April Fools’ Day began in the year 1582, according to one
legend, when Pope Gregory XIII (after whom the Gregorian calendar is
named) moved the start of the new year from the end of March to the
beginning of January. The change was made public, but not everyone got
the memo, and those who didn’t and thus continued to celebrate New
Year's Day on April 1 were laughed at. “Because they were seen as
foolish, [they were] called April Fools,” medieval historian Ginger
Smoak has explained, according to the Huffington Post.
Another myth is based on the same idea but suggests the
change in the New Year happened at a slightly different time and place.
It attributes the calendar change to France in 1564 -- rather than to
the pope -- and when people celebrated the wrong New Year, others would
paste paper fish on their backs, which explains why in France, the day
is known as April Fish.
Others insist that April Fools’ Day is a joyous remnant of
the age when people used to hold spring festivals marking the end of
winter with “ritualized forms of mayhem and misrule” and when “people
play pranks on friends and strangers,” according to the Museum of Hoaxes.

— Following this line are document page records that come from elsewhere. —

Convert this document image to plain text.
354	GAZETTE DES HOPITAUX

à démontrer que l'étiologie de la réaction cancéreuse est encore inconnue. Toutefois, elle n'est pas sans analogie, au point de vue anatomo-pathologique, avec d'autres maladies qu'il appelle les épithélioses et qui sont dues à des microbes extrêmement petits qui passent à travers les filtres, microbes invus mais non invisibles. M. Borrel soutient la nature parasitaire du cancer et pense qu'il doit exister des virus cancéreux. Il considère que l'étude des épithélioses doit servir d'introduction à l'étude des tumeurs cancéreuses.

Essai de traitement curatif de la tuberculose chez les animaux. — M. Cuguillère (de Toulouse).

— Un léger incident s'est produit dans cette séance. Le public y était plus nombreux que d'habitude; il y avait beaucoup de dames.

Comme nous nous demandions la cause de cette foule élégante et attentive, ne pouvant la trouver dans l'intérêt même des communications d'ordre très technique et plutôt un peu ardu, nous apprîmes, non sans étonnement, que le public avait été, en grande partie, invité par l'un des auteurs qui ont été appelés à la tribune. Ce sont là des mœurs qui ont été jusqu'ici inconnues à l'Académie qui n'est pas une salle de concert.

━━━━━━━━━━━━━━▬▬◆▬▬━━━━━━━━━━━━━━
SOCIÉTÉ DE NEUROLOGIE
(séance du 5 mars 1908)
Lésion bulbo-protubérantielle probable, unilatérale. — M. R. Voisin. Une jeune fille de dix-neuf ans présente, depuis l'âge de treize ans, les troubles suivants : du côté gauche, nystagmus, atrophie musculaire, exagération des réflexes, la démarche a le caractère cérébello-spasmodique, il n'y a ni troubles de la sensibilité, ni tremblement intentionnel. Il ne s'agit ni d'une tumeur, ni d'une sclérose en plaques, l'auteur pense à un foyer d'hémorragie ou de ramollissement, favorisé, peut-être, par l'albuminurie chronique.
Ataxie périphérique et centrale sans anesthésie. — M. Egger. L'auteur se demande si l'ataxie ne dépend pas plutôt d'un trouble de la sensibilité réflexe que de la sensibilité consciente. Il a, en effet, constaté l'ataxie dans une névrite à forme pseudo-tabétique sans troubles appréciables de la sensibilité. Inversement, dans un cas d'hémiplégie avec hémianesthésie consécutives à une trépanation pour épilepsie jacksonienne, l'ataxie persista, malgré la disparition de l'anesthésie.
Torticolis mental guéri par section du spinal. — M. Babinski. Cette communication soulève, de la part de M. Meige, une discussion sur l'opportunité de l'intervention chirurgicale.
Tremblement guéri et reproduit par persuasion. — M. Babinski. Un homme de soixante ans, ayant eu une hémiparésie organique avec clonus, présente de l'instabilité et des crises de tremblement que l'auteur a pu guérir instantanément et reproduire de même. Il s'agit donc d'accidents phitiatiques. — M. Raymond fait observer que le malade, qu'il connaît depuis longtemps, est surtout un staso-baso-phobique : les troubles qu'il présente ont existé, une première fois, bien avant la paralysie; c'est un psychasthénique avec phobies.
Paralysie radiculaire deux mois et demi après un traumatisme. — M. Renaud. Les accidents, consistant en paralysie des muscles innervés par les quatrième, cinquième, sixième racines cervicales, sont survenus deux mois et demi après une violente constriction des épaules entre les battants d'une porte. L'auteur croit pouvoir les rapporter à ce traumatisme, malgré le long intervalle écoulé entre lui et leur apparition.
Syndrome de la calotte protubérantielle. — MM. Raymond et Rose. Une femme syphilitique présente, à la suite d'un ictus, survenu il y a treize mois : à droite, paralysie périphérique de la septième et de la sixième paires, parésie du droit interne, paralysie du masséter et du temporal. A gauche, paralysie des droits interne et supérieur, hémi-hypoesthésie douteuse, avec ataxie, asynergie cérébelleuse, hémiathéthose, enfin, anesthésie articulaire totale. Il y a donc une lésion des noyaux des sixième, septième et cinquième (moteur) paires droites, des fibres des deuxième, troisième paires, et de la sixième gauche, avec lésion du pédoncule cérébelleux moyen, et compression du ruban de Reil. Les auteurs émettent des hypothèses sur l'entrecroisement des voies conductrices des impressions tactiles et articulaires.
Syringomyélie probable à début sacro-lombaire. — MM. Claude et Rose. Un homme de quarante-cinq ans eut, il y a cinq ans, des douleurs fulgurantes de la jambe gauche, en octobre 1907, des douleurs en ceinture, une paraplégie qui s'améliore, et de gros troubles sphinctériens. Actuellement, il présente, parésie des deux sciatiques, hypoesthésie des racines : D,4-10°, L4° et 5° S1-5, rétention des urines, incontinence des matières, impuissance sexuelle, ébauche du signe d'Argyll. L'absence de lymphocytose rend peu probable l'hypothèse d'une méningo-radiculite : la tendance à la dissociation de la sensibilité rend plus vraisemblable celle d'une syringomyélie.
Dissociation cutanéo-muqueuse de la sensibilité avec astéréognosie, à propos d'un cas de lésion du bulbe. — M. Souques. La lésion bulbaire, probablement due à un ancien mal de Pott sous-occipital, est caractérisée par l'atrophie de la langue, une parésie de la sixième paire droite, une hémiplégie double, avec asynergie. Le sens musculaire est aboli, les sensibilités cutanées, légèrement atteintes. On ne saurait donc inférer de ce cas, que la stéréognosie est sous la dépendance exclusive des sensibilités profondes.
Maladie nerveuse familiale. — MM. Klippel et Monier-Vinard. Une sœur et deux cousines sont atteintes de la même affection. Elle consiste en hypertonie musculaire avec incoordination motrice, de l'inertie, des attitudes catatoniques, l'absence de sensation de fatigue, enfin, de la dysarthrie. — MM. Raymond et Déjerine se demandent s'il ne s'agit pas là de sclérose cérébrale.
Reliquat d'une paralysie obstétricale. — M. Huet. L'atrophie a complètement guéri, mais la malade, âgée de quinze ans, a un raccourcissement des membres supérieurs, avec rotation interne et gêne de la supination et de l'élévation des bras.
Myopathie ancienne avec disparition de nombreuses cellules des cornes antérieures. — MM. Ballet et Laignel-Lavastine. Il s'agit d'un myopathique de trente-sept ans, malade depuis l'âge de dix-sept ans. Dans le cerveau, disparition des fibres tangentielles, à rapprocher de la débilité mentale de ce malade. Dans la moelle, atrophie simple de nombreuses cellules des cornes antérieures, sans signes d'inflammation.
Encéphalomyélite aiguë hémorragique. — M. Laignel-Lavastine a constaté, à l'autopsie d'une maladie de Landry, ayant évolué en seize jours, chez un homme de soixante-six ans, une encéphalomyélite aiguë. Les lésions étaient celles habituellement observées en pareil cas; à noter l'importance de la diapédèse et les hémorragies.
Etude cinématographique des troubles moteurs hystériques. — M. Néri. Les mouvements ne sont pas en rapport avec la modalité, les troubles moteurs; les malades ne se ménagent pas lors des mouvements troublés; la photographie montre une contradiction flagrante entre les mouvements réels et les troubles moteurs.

Written references to the holiday go as far back as the 1500s, and
detailed references begin to crop up in the 1700s, according to the
museum, although by then the idea of pranks and all-around silliness on
April 1 was well established.
The holiday is celebrated in many countries all
over the world, including Poland, Iran and Scotland, and though there
are too many theories about its origins for us to ever be certain how it
really came to be, that's just part of the beauty of April Fools' Day.